Journal of Chemical Physics, Vol.120, No.20, 9870-9885, 2004
Correlation of femtosecond wave packets and fluorescence interference in a conjugated polymer: Towards the measurement of site homogeneous dephasing
Probing electronic femtosecond (fs) coherence among segmental sites that are congested by static and dynamic site disorder and subject to structural relaxation is a big, experimental challenge in the study of photophysics of poly(p-phenylenevinylene). In this work, fs-wave-packet fluorescence interferometry experiments are presented that measure macroscopic coherent kernels and their phase-relaxation in the low-temperature, bottom-state regime of the density-of-states below the migrational threshold energy where downhill site-to-site transfer is marginal.
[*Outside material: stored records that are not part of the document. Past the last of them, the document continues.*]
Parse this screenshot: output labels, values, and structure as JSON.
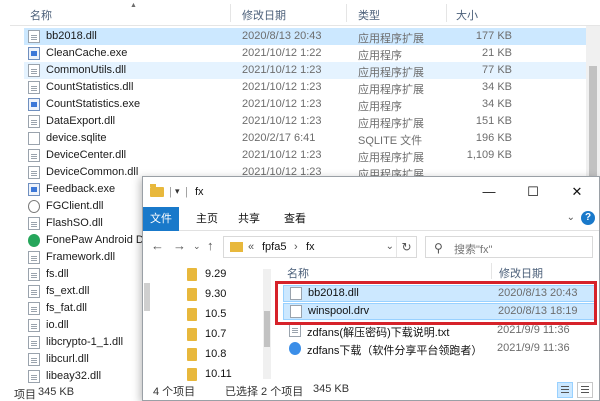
{
  "background": {
    "columns": {
      "name": "名称",
      "date": "修改日期",
      "type": "类型",
      "size": "大小"
    },
    "rows": [
      {
        "name": "bb2018.dll",
        "date": "2020/8/13 20:43",
        "type": "应用程序扩展",
        "size": "177 KB",
        "icon": "dll-icon",
        "state": "selected"
      },
      {
        "name": "CleanCache.exe",
        "date": "2021/10/12 1:22",
        "type": "应用程序",
        "size": "21 KB",
        "icon": "exe-icon",
        "state": ""
      },
      {
        "name": "CommonUtils.dll",
        "date": "2021/10/12 1:23",
        "type": "应用程序扩展",
        "size": "77 KB",
        "icon": "dll-icon",
        "state": "hover"
      },
      {
        "name": "CountStatistics.dll",
        "date": "2021/10/12 1:23",
        "type": "应用程序扩展",
        "size": "34 KB",
        "icon": "dll-icon",
        "state": ""
      },
      {
        "name": "CountStatistics.exe",
        "date": "2021/10/12 1:23",
        "type": "应用程序",
        "size": "34 KB",
        "icon": "exe-icon",
        "state": ""
      },
      {
        "name": "DataExport.dll",
        "date": "2021/10/12 1:23",
        "type": "应用程序扩展",
        "size": "151 KB",
        "icon": "dll-icon",
        "state": ""
      },
      {
        "name": "device.sqlite",
        "date": "2020/2/17 6:41",
        "type": "SQLITE 文件",
        "size": "196 KB",
        "icon": "file-icon",
        "state": ""
      },
      {
        "name": "DeviceCenter.dll",
        "date": "2021/10/12 1:23",
        "type": "应用程序扩展",
        "size": "1,109 KB",
        "icon": "dll-icon",
        "state": ""
      },
      {
        "name": "DeviceCommon.dll",
        "date": "2021/10/12 1:23",
        "type": "应用程序扩展",
        "size": "",
        "icon": "dll-icon",
        "state": ""
      },
      {
        "name": "Feedback.exe",
        "date": "",
        "type": "",
        "size": "",
        "icon": "exe-icon",
        "state": ""
      },
      {
        "name": "FGClient.dll",
        "date": "",
        "type": "",
        "size": "",
        "icon": "gear-icon",
        "state": ""
      },
      {
        "name": "FlashSO.dll",
        "date": "",
        "type": "",
        "size": "",
        "icon": "dll-icon",
        "state": ""
      },
      {
        "name": "FonePaw Android D",
        "date": "",
        "type": "",
        "size": "",
        "icon": "app-icon",
        "state": ""
      },
      {
        "name": "Framework.dll",
        "date": "",
        "type": "",
        "size": "",
        "icon": "dll-icon",
        "state": ""
      },
      {
        "name": "fs.dll",
        "date": "",
        "type": "",
        "size": "",
        "icon": "dll-icon",
        "state": ""
      },
      {
        "name": "fs_ext.dll",
        "date": "",
        "type": "",
        "size": "",
        "icon": "dll-icon",
        "state": ""
      },
      {
        "name": "fs_fat.dll",
        "date": "",
        "type": "",
        "size": "",
        "icon": "dll-icon",
        "state": ""
      },
      {
        "name": "io.dll",
        "date": "",
        "type": "",
        "size": "",
        "icon": "dll-icon",
        "state": ""
      },
      {
        "name": "libcrypto-1_1.dll",
        "date": "",
        "type": "",
        "size": "",
        "icon": "dll-icon",
        "state": ""
      },
      {
        "name": "libcurl.dll",
        "date": "",
        "type": "",
        "size": "",
        "icon": "dll-icon",
        "state": ""
      },
      {
        "name": "libeay32.dll",
        "date": "",
        "type": "",
        "size": "",
        "icon": "dll-icon",
        "state": ""
      }
    ],
    "status": {
      "count": "项目",
      "size": "345 KB"
    }
  },
  "window": {
    "title": "fx",
    "ribbon_tabs": [
      "文件",
      "主页",
      "共享",
      "查看"
    ],
    "address": {
      "prefix": "«",
      "crumbs": [
        "fpfa5",
        "fx"
      ]
    },
    "search_placeholder": "搜索\"fx\"",
    "nav_folders": [
      "9.29",
      "9.30",
      "10.5",
      "10.7",
      "10.8",
      "10.11"
    ],
    "columns": {
      "name": "名称",
      "date": "修改日期"
    },
    "files": [
      {
        "name": "bb2018.dll",
        "date": "2020/8/13 20:43",
        "icon": "dll-icon",
        "selected": true
      },
      {
        "name": "winspool.drv",
        "date": "2020/8/13 18:19",
        "icon": "file-icon",
        "selected": true
      },
      {
        "name": "zdfans(解压密码)下载说明.txt",
        "date": "2021/9/9 11:36",
        "icon": "text-file-icon",
        "selected": false
      },
      {
        "name": "zdfans下载（软件分享平台领跑者）",
        "date": "2021/9/9 11:36",
        "icon": "web-shortcut-icon",
        "selected": false
      }
    ],
    "status": {
      "count": "4 个项目",
      "selected": "已选择 2 个项目",
      "size": "345 KB"
    },
    "highlight_color": "#d6222a",
    "accent_color": "#1979ca"
  }
}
By using freely propagating and tunable 70 fs excitation/probing pulses and employing narrow-band spectral filtering of wave packets, fluorescence interferograms with strongly damped beatings can be observed. The coherences formally follow the in-phase superpositions of two site-optical free-induction-decays and originate from distinct pairs of coherent doorway-states, different in energy and space, each of them being targeted, by two discrete quantum-arrival-states 1(alpha) and 1(beta), via independent, isoenergetic 0-->1 fluorescence transitions. The coherent transients are explained as site-to-site polarization beatings, caused by the interference of two fluorescence correlation signals. The numerical analysis of the damping regime, based upon second-order perturbational solutions, reveals the lower limit value of homogeneous dephasing in the range from T(2)similar or equal to100 fs to T(2)similar or equal to200 fs depending on the site-excitation energy of the bottom-states. The experiments enable to look into the formation of the relaxed state as a special molecular process of electron-phonon coupling and hence open-up a quite new perspective in the puzzle of multichromophore optical dynamics and structural relaxation in conjugated polymers. (C) 2004 American Institute of Physics.